What Will the EU’s COVID-19 Recovery Fund Look Like?

As EU leaders continue to grapple with the economic effects of COVID-19, the issues surrounding what measures should be included in its recovery fund remain. The questions about exactly what will trigger growth in the eurozone countries are still being asked, but progress is being made toward ensuring that the fund has a “green” focus.

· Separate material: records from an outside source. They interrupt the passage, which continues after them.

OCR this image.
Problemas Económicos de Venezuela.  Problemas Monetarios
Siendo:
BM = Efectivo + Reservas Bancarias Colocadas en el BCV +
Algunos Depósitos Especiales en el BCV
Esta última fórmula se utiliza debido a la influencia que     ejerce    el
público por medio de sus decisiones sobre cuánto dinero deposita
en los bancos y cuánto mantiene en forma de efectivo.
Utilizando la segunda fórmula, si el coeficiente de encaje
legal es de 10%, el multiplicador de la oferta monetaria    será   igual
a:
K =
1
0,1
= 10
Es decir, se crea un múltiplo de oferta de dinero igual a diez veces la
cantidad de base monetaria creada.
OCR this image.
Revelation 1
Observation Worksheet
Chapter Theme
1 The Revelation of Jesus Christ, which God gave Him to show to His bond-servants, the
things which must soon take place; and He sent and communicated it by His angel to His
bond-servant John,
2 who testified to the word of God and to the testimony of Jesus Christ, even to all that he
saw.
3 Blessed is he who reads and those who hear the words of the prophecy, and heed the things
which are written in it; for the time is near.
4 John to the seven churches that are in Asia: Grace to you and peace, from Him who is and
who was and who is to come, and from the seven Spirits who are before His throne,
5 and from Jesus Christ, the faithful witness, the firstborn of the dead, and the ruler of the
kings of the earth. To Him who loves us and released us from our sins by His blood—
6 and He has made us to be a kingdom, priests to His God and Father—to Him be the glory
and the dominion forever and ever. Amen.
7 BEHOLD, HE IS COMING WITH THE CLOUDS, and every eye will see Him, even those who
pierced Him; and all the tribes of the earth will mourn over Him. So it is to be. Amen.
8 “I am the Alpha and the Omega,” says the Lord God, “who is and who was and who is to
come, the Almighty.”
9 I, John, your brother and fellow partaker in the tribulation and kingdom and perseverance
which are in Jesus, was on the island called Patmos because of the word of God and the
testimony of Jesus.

Last Thursday EU leaders provided the European Commission (EC) with the opportunity to resolve this complex task. Any recovery fund would be linked to the EU budget, but European leaders failed to agree on how the recovery fund will support the green transition they claim they are committed to.

A ‘Green’ Recovery Fund

EC President Ursula von der Leyen urged her counterparts to remember that the bloc’s biggest challenge is to repair the “crisis damage” that the coronavirus has caused. EU leaders agreed that the precise amount of the recovery fund that will be used to fund the bloc’s economic recovery should be of an “unprecedented magnitude.”

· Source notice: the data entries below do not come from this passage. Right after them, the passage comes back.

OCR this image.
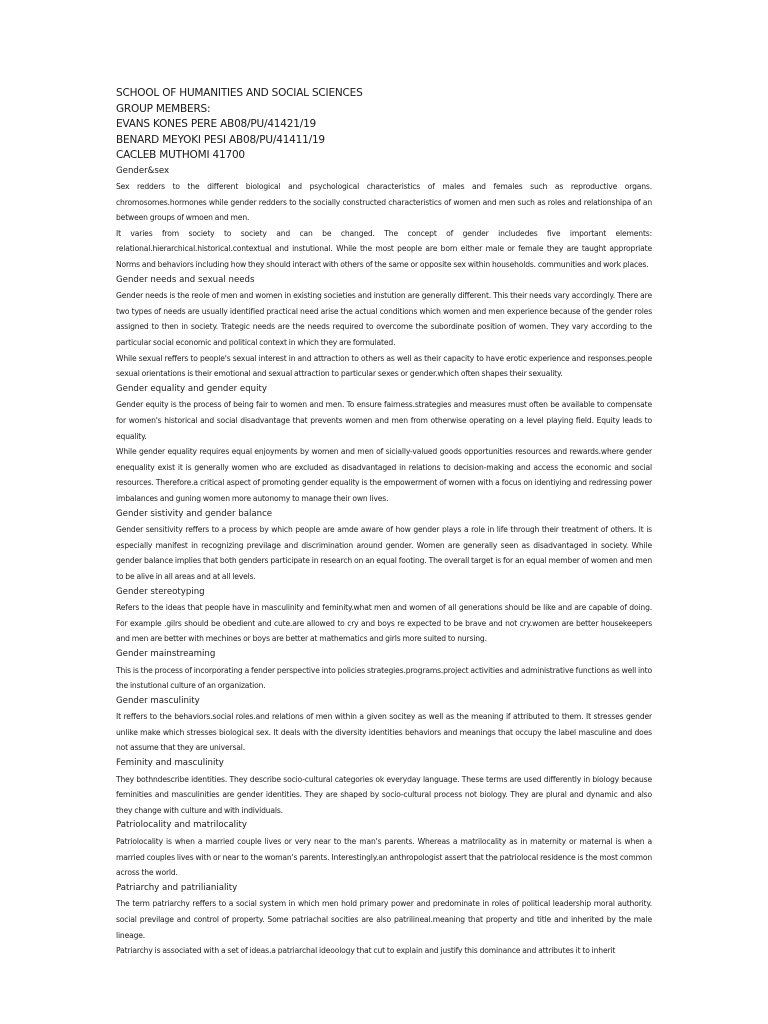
SCHOOL OF HUMANITIES AND SOCIAL SCIENCES

GROUP MEMBERS:

EVANS KONES PERE AB08/PU/41421/19

BENARD MEYOKI PESI AB08/PU/41411/19

CACLEB MUTHOMI 41700

Gender&sex

Sex redders to the different biological and psychological characteristics of males and females such as reproductive organs. chromosomes.hormones while gender redders to the socially constructed characteristics of women and men such as roles and relationshipa of an between groups of wmoen and men.

It varies from society to society and can be changed. The concept of gender includedes five important elements: relational.hierarchical.historical.contextual and instutional. While the most people are born either male or female they are taught appropriate Norms and behaviors including how they should interact with others of the same or opposite sex within households. communities and work places.

Gender needs and sexual needs

Gender needs is the reole of men and women in existing societies and instution are generally different. This their needs vary accordingly. There are two types of needs are usually identified practical need arise the actual conditions which women and men experience because of the gender roles assigned to then in society. Trategic needs are the needs required to overcome the subordinate position of women. They vary according to the particular social economic and political context in which they are formulated.

While sexual reffers to people's sexual interest in and attraction to others as well as their capacity to have erotic experience and responses.people sexual orientations is their emotional and sexual attraction to particular sexes or gender.which often shapes their sexuality.

Gender equality and gender equity

Gender equity is the process of being fair to women and men. To ensure fairness.strategies and measures must often be available to compensate for women's historical and social disadvantage that prevents women and men from otherwise operating on a level playing field. Equity leads to equality.

While gender equality requires equal enjoyments by women and men of sicially-valued goods opportunities resources and rewards.where gender enequality exist it is generally women who are excluded as disadvantaged in relations to decision-making and access the economic and social resources. Therefore.a critical aspect of promoting gender equality is the empowerment of women with a focus on identiying and redressing power imbalances and guning women more autonomy to manage their own lives.

Gender sistivity and gender balance

Gender sensitivity reffers to a process by which people are amde aware of how gender plays a role in life through their treatment of others. It is especially manifest in recognizing previlage and discrimination around gender. Women are generally seen as disadvantaged in society. While gender balance implies that both genders participate in research on an equal footing. The overall target is for an equal member of women and men to be alive in all areas and at all levels.

Gender stereotyping

Refers to the ideas that people have in masculinity and feminity.what men and women of all generations should be like and are capable of doing. For example .gilrs should be obedient and cute.are allowed to cry and boys re expected to be brave and not cry.women are better housekeepers and men are better with mechines or boys are better at mathematics and girls more suited to nursing.

Gender mainstreaming

This is the process of incorporating a fender perspective into policies strategies.programs.project activities and administrative functions as well into the instutional culture of an organization.

Gender masculinity

It reffers to the behaviors.social roles.and relations of men within a given socitey as well as the meaning if attributed to them. It stresses gender unlike make which stresses biological sex. It deals with the diversity identities behaviors and meanings that occupy the label masculine and does not assume that they are universal.

Feminity and masculinity

They bothndescribe identities. They describe socio-cultural categories ok everyday language. These terms are used differently in biology because feminities and masculinities are gender identities. They are shaped by socio-cultural process not biology. They are plural and dynamic and also they change with culture and with individuals.

Patriolocality and matrilocality

Patriolocality is when a married couple lives or very near to the man's parents. Whereas a matrilocality as in maternity or maternal is when a married couples lives with or near to the woman's parents. Interestingly.an anthropologist assert that the patriolocal residence is the most common across the world.

Patriarchy and patrilianiality

The term patriarchy reffers to a social system in which men hold primary power and predominate in roles of political leadership moral authority. social previlage and control of property. Some patriachal socities are also patrilineal.meaning that property and title and inherited by the male lineage.

Patriarchy is associated with a set of ideas.a patriarchal ideoology that cut to explain and justify this dominance and attributes it to inherit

One of the key questions that the EU has to answer is whether conditions⁠ — green or otherwise ⁠— should be imposed on state aid to struggling companies. For now, the EC has restricted leverage to enforce green conditions on state aid to businesses.

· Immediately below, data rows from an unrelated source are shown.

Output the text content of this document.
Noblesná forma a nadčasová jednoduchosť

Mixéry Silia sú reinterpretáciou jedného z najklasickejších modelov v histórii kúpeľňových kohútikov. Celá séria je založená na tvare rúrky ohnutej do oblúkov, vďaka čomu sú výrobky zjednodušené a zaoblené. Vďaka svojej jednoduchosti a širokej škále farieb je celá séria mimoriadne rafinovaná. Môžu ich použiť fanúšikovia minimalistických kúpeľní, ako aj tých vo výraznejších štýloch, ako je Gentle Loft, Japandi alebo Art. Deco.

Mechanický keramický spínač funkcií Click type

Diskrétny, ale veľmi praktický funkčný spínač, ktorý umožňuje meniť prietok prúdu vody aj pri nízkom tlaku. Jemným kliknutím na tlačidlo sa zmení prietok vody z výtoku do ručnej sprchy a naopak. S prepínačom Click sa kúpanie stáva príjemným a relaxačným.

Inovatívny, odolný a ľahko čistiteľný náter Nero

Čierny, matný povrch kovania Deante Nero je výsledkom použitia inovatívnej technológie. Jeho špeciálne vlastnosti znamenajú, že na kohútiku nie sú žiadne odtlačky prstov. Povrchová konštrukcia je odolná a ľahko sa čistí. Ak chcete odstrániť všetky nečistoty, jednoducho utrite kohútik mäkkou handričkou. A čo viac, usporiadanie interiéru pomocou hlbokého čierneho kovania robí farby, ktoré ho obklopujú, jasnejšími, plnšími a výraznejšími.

Euractiv reports that on Monday, the Netherlands floated their own ides to ensure that EU leaders could trigger a green recovery from the coronavirus pandemic. The Dutch suggested an “exclusion list” for economic activities like nuclear power, which they believe should be banned from receiving state aid.

Fierce Debate Raging Over Whether Fund Should Include Nuclear Power

Apparently decisions on how to spend EU recovery funds should be guided by an EU-wide green finance taxonomy which rewards investments in clean technology. To qualify for the green investment label, an economic activity must provide a significant contribution to at least one of the six pre-defined environmental objectives, which includes migration and climate change. It immediately disqualifies activities that purportedly do “significant harm” to the other five objectives.

For example, it excludes coal and gas power from being classified as green unless industrial plants are provided with carbon capture and storage technology which allows them to curb their emissions below a specific threshold.

One of the issues that this proposal faces is that it has already triggered intense debate over whether the “do no harm” principle should exclude nuclear power. However this matter will be debated at a technical level later this year.

The EU Faces Many Other Challenges

However, many challenges remain for EU leaders. As Iain Begg from the London School of Economics suggests, the EU needs to prevent itself from being tangled up in a situation where it does too little, too late. In the weeks leading up to May’s meeting on the recovery fund, they need to focus on resolving the following issues.

EU leaders need to decide how the recovery fund should function. One possible model is the European Fund for Strategic Investment, with guarantees from the EU budget that would allow investors to borrow more than they would be able to raise themselves.

Then there is the matter of whether more of the recovery effort should be in the form of grants to nations as opposed to loans, as the latter would severely harm the ability of heavily indebted nations like Italy from being able to repay their debts.

Von der Leyen has suggested that the permitted ceiling for EU spending should rise to 2 percent of GDP, up from a current maximum of 1.2 percent. She wants the time period for this proposal to be two to three years, but it will cause alarm in several capital cities. That is why EU leaders must decide whether the EU budget should be temporary or permanent.

Although EU leaders face many obstacles in the weeks building up to May’s crucial meeting that will determine what the bloc’s COVID-19 recovery fund will look like, it is clear that the emphasis will be on green initiatives.